I think one should almost get in the habit of writing %say generators for most Hoon code, even if a simple naked generator or throwaway dojo command would do the trick. They are so important for getting things done in Hoon that it helps to learn about & start using them sooner than later.

Fin

I’ve introduced Hoon and given a brief tour of what I think are some of the most important tools for getting work done in the language. Cores, doors, and gates will get you plenty far, and early exposure to generators, in the form of the basic naked and %say variants, will help you avoid the habit of programming in the dojo, and get you writing more practically-structured Hoon code from the get-go.

I haven’t had time in this post to describe Hoon’s type system, which is another very important topic when it comes to getting work done in the language. I’ll probably write one more to create a small trilogy of sorts – stay tuned.

Appendix

Let’s demonstrate that the compiled Nock code from our door-implemented decrement reduces to the same as our hand-rolled Nock, save different address use. Recall that our compile Nock code was:

[8
  [1 0]
  8
    [1
      6
        [5 [4 0 6] 0 30]
        [0 6]
        9 2 10 [6 4 0 6] 0 1
    ]
    9 2 0 1
]

An easy reduction is from Nock-9 to Nock-2. Note that *[a 9 b c] is the same as *[*[a c] 2 [0 1] 0 b]. When ‘c’ is [0 1], we have that *[a c] = a, such that *[a 9 b [0 1]] is the same as *[a 2 [0 1] 0 b], i.e. that the formula [9 b c] is the same as the formula [2 [0 1] 0 b]. We can thus reduce the use of Nock-9 on the last line to:

[8
  [1 0]
  8
    [1
      6
        [5 [4 0 6] 0 30]
        [0 6]
        9 2 10 [6 4 0 6] 0 1
    ]
    2 [0 1] 0 2
]

The remaining formula involving Nock-9 evaluates [10 [6 4 0 6] 0 1] against the subject, and then evaluates [2 [0 1] [0 2]] against the result. Note that, for some subject ‘a’, we have:

*[a 10 [6 4 0 6] 0 1]
= #[6 *[a 4 0 6] *[a 0 1]]
= #[6 *[a 4 0 6] a]
= #[3 [*[a 4 0 6] /[7 a]] a]
= #[1 [/[2 a] [*[a 4 0 6] /[7 a]]] a]
= [/[2 a] [*[a 4 0 6] /[7 a]]]
= [*[a 0 2] [*[a 4 0 6] *[a 0 7]]]
= *[a [0 2] [4 0 6] [0 7]]

such that [10 [6 4 0 6] 0 1] = [[0 2] [4 0 6] [0 7]]. And for c = [[0 2] [4 0 6] [0 7]] and some subject ‘a’, we have:

*[a 9 2 c]
= *[*[a c] 2 [0 1] 0 2]

and for b = [2 [0 1] 0 2]:

*[*[a c] b]
= *[a 7 c b]
= *[a 7 [[0 2] [4 0 6] [0 7]] [2 [0 1] 0 2]]

such that:

[9 2 [0 2] [4 0 6] [0 7]] = [7 [[0 2] [4 0 6] [0 7]] [2 [0 1] 0 2]]

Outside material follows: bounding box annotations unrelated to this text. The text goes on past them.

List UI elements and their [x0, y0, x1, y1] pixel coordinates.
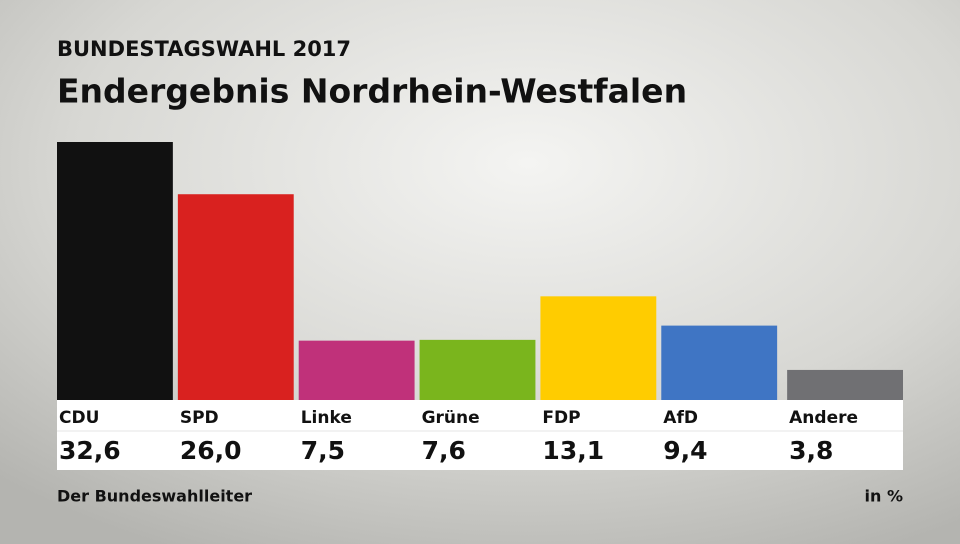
value-label: 7,6: [422, 436, 466, 465]
chart-title: Endergebnis Nordrhein-Westfalen: [57, 72, 687, 111]
category-label: AfD: [663, 408, 698, 428]
category-label: FDP: [542, 408, 580, 428]
bar: [787, 369, 903, 400]
category-label: SPD: [180, 408, 219, 428]
value-label: 13,1: [542, 436, 604, 465]
chart-subtitle: BUNDESTAGSWAHL 2017: [57, 37, 351, 61]
bar: [57, 142, 173, 400]
category-label: Grüne: [422, 408, 480, 428]
unit: in %: [865, 487, 903, 506]
bar: [540, 296, 657, 400]
label-panel: [57, 400, 903, 470]
source: Der Bundeswahlleiter: [57, 487, 252, 506]
bar: [419, 339, 536, 400]
category-label: Andere: [789, 408, 858, 428]
bar: [661, 325, 778, 400]
value-label: 7,5: [301, 436, 345, 465]
value-label: 32,6: [59, 436, 121, 465]
value-label: 26,0: [180, 436, 242, 465]
bar: [177, 194, 294, 400]
value-label: 3,8: [789, 436, 833, 465]
value-label: 9,4: [663, 436, 707, 465]
category-label: Linke: [301, 408, 352, 428]
bar: [298, 340, 415, 400]
category-label: CDU: [59, 408, 99, 428]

Now. Note that for any subject ‘a’ we have:

*[a 7 [[0 2] [4 0 6] [0 7]] [2 [0 1] 0 2]]
= *[a 7 [[0 2] [4 0 6] [0 7]] *[a 0 2]]

since *[a 2 [0 1] 0 2] = *[a *[a 0 2]]. Thus, we can reduce:

*[a 7 [[0 2] [4 0 6] [0 7]] *[a 0 2]]
= *[*[a [0 2] [4 0 6] [0 7]] *[a 0 2]]
= *[a 2 [[0 2] [4 0 6] [0 7]] [0 2]]

such that

[7 [[0 2] [4 0 6] [0 7]] [2 [0 1] 0 2]] = [2 [[0 2] [4 0 6] [0 7]] [0 2]]

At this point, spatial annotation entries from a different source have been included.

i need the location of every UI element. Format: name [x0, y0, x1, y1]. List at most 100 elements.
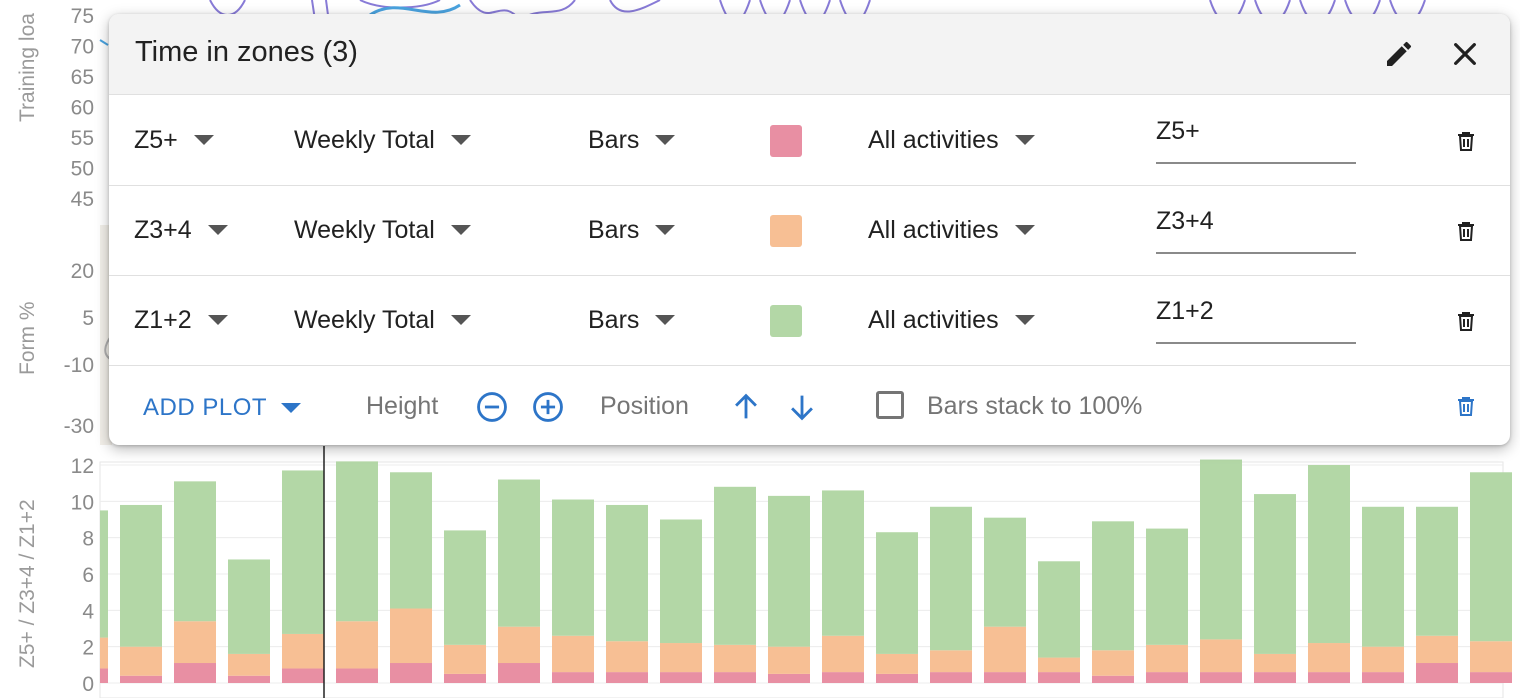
bar-z5-[interactable]: [1038, 672, 1080, 683]
bar-z3-4[interactable]: [930, 650, 972, 673]
period-select[interactable]: Weekly Total: [294, 275, 471, 365]
bar-z3-4[interactable]: [282, 633, 324, 669]
zone-select[interactable]: Z3+4: [134, 185, 228, 275]
bar-z1-2[interactable]: [660, 519, 702, 644]
stack-100-checkbox[interactable]: [876, 391, 904, 419]
color-swatch[interactable]: [770, 305, 802, 337]
bar-z1-2[interactable]: [100, 510, 108, 638]
bar-z3-4[interactable]: [768, 646, 810, 674]
bar-z5-[interactable]: [1146, 672, 1188, 683]
style-select[interactable]: Bars: [588, 185, 676, 275]
activities-select[interactable]: All activities: [868, 275, 1035, 365]
bar-z5-[interactable]: [552, 672, 594, 683]
bar-z1-2[interactable]: [930, 506, 972, 651]
bar-z1-2[interactable]: [714, 486, 756, 645]
bar-z1-2[interactable]: [498, 479, 540, 627]
bar-z3-4[interactable]: [606, 641, 648, 673]
bar-z5-[interactable]: [606, 672, 648, 683]
bar-z3-4[interactable]: [876, 653, 918, 674]
bar-z1-2[interactable]: [1470, 472, 1512, 642]
bar-z5-[interactable]: [282, 668, 324, 683]
bar-z1-2[interactable]: [336, 461, 378, 622]
bar-z3-4[interactable]: [1146, 644, 1188, 673]
bar-z1-2[interactable]: [1254, 494, 1296, 654]
bar-z5-[interactable]: [120, 675, 162, 683]
bar-z5-[interactable]: [100, 668, 108, 683]
bar-z5-[interactable]: [1308, 672, 1350, 683]
decrease-height-icon[interactable]: [475, 390, 509, 424]
bar-z5-[interactable]: [1254, 672, 1296, 683]
bar-z1-2[interactable]: [174, 481, 216, 622]
bar-z1-2[interactable]: [444, 530, 486, 645]
bar-z1-2[interactable]: [1416, 506, 1458, 636]
trash-icon[interactable]: [1454, 128, 1478, 154]
bar-z5-[interactable]: [1092, 675, 1134, 683]
bar-z5-[interactable]: [930, 672, 972, 683]
bar-z3-4[interactable]: [174, 621, 216, 664]
bar-z3-4[interactable]: [822, 635, 864, 673]
bar-z1-2[interactable]: [822, 490, 864, 636]
bar-z5-[interactable]: [984, 672, 1026, 683]
bar-z3-4[interactable]: [1470, 641, 1512, 673]
bar-z3-4[interactable]: [714, 644, 756, 673]
period-select[interactable]: Weekly Total: [294, 95, 471, 185]
zone-select[interactable]: Z5+: [134, 95, 214, 185]
bar-z5-[interactable]: [822, 672, 864, 683]
bar-z3-4[interactable]: [1200, 639, 1242, 673]
bar-z1-2[interactable]: [552, 499, 594, 636]
plot-name-input[interactable]: Z5+: [1156, 95, 1356, 164]
trash-icon[interactable]: [1454, 218, 1478, 244]
bar-z5-[interactable]: [876, 673, 918, 683]
increase-height-icon[interactable]: [531, 390, 565, 424]
bar-z3-4[interactable]: [1362, 646, 1404, 673]
bar-z1-2[interactable]: [606, 504, 648, 642]
zone-select[interactable]: Z1+2: [134, 275, 228, 365]
close-icon[interactable]: [1449, 38, 1481, 70]
bar-z5-[interactable]: [1416, 663, 1458, 683]
bar-z1-2[interactable]: [876, 532, 918, 654]
bar-z3-4[interactable]: [1092, 650, 1134, 676]
bar-z5-[interactable]: [1470, 672, 1512, 683]
bar-z3-4[interactable]: [1254, 653, 1296, 673]
bar-z3-4[interactable]: [498, 626, 540, 664]
bar-z1-2[interactable]: [390, 472, 432, 609]
bar-z5-[interactable]: [660, 672, 702, 683]
bar-z1-2[interactable]: [1200, 459, 1242, 640]
color-swatch[interactable]: [770, 125, 802, 157]
bar-z5-[interactable]: [498, 663, 540, 683]
bar-z3-4[interactable]: [1038, 657, 1080, 673]
color-swatch[interactable]: [770, 215, 802, 247]
bar-z5-[interactable]: [714, 672, 756, 683]
bar-z3-4[interactable]: [1308, 643, 1350, 673]
bar-z1-2[interactable]: [1092, 521, 1134, 651]
bar-z3-4[interactable]: [660, 643, 702, 673]
bar-z5-[interactable]: [174, 663, 216, 683]
bar-z1-2[interactable]: [1038, 561, 1080, 658]
bar-z5-[interactable]: [336, 668, 378, 683]
bar-z1-2[interactable]: [282, 470, 324, 634]
style-select[interactable]: Bars: [588, 275, 676, 365]
bar-z3-4[interactable]: [100, 637, 108, 669]
period-select[interactable]: Weekly Total: [294, 185, 471, 275]
bar-z5-[interactable]: [1200, 672, 1242, 683]
delete-all-icon[interactable]: [1454, 393, 1478, 419]
plot-name-input[interactable]: Z3+4: [1156, 185, 1356, 254]
bar-z1-2[interactable]: [1362, 506, 1404, 647]
bar-z3-4[interactable]: [984, 626, 1026, 673]
bar-z5-[interactable]: [1362, 672, 1404, 683]
bar-z5-[interactable]: [444, 673, 486, 683]
bar-z3-4[interactable]: [228, 653, 270, 676]
style-select[interactable]: Bars: [588, 95, 676, 185]
bar-z3-4[interactable]: [336, 621, 378, 669]
activities-select[interactable]: All activities: [868, 95, 1035, 185]
arrow-up-icon[interactable]: [729, 390, 763, 424]
bar-z3-4[interactable]: [1416, 635, 1458, 664]
bar-z3-4[interactable]: [120, 646, 162, 676]
bar-z5-[interactable]: [768, 673, 810, 683]
bar-z1-2[interactable]: [1308, 465, 1350, 644]
bar-z3-4[interactable]: [552, 635, 594, 673]
bar-z5-[interactable]: [228, 675, 270, 683]
activities-select[interactable]: All activities: [868, 185, 1035, 275]
bar-z3-4[interactable]: [444, 644, 486, 674]
bar-z1-2[interactable]: [228, 559, 270, 654]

and, so that, finally, we can reduce the compiled Nock to:

[8
  [1 0]
  8
    [1
      6
        [5 [4 0 6] 0 30]
        [0 6]
        2 [[0 2] [4 0 6] [0 7]] 0 2
    ]
    2 [0 1] 0 2
]

which, aside from the use of the dojo-assigned address 30 (and any reduction errors on this author’s part), is the same as our hand-rolled Nock.